Angela Giangrande, Principal Investigator
Universite Louis Pasteur, Strasbourg
$45,000 in July 2004

The normal function of FMRP, the protein missing in Fragile X, involves two primary actions:

1. regulation of protein synthesis in dendrites, and
2. transport of messenger RNA from the nucleus of the cell to the dendrites.

Both these functions require significant interactions with the cytoskeleton, the scaffold which holds the cell together. In the first instance, cytoskeletal changes (dendritic spines become long and thin) occur whenever LTD (Long Term Depression) occurs, and this is known to occur too much in Fragile X. In the second case, transport of mRNA requires that FMRP hook onto the cytoskeleton and propel itself along, like a railroad train, to transport the mRNA to the dendrite, where it will be used as the template for protein synthesis. Clearly, these two functions are closely related, and both appear to be stimulated by activation of metabotropic glutamate receptors.

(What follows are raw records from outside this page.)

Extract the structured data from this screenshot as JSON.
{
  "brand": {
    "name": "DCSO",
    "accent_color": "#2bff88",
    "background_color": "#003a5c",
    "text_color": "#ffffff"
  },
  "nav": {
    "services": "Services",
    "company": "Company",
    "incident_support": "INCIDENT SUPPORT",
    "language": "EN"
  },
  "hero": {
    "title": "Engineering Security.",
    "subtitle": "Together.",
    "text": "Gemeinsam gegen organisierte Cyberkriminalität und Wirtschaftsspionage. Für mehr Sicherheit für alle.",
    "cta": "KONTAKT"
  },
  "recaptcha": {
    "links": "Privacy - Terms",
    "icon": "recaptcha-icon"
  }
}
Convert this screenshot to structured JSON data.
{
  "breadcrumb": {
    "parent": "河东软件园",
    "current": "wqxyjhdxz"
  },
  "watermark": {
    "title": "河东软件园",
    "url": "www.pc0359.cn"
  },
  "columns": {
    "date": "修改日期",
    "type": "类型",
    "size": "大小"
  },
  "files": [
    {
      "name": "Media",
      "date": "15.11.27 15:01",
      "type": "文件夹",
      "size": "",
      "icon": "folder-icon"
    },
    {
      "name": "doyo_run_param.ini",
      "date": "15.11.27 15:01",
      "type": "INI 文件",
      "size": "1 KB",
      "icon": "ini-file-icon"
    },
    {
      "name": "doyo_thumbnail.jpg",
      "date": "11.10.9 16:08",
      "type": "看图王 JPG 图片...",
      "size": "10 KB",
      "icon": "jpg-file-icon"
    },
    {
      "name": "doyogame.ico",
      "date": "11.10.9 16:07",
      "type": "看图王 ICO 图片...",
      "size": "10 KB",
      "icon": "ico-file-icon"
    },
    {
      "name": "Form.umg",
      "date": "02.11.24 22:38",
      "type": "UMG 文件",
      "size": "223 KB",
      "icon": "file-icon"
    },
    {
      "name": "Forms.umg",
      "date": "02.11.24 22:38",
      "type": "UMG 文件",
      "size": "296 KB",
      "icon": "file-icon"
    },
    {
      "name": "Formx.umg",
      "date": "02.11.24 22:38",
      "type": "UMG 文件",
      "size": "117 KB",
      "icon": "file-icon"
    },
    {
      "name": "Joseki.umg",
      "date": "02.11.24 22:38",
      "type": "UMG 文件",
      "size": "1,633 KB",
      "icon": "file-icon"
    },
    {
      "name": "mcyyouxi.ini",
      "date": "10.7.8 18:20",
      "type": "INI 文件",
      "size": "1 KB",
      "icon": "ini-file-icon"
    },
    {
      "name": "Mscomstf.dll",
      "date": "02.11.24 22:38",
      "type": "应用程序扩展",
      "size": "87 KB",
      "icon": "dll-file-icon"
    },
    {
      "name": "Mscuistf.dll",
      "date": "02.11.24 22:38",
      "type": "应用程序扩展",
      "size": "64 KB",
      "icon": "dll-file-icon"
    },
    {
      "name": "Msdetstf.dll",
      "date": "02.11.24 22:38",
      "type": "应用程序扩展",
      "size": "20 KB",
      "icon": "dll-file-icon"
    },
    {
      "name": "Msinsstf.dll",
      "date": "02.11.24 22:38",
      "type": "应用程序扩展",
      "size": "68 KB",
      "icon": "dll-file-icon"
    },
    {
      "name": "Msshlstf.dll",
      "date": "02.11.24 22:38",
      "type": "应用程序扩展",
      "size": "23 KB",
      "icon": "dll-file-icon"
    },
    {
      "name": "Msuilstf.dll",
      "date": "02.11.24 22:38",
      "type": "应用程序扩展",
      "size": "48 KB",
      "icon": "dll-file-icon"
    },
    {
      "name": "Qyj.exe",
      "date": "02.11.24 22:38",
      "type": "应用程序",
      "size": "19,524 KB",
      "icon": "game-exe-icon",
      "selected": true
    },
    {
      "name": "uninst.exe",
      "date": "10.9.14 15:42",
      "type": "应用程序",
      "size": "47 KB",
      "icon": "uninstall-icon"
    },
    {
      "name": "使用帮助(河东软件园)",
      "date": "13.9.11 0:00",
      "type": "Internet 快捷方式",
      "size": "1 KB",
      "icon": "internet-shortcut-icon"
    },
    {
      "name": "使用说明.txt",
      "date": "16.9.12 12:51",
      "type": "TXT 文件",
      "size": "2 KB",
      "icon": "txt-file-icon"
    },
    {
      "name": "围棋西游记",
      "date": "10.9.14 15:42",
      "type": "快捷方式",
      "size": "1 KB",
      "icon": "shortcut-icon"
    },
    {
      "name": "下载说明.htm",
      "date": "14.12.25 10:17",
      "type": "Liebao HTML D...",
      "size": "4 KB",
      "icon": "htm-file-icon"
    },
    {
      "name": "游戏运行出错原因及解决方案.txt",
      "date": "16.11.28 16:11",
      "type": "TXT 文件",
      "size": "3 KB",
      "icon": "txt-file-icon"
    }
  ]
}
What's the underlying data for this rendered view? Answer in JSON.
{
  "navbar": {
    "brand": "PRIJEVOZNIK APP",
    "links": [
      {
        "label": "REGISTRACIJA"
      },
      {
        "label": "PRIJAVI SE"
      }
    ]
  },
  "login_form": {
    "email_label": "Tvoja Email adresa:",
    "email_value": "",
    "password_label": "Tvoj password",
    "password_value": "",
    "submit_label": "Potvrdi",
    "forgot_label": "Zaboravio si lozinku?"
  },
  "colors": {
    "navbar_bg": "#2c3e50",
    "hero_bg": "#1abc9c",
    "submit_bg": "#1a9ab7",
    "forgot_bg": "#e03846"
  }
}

While much interest has been focused on the signaling pathways connected to mGluR’s, these interactions with the cytoskeleton may have important implications for understanding the basic mechanisms of Fragile X. Dr. Giangrande will investigate these interactions in detail in fruit flies, which are a simple yet powerful system in which multiple genes can be manipulated with relative ease.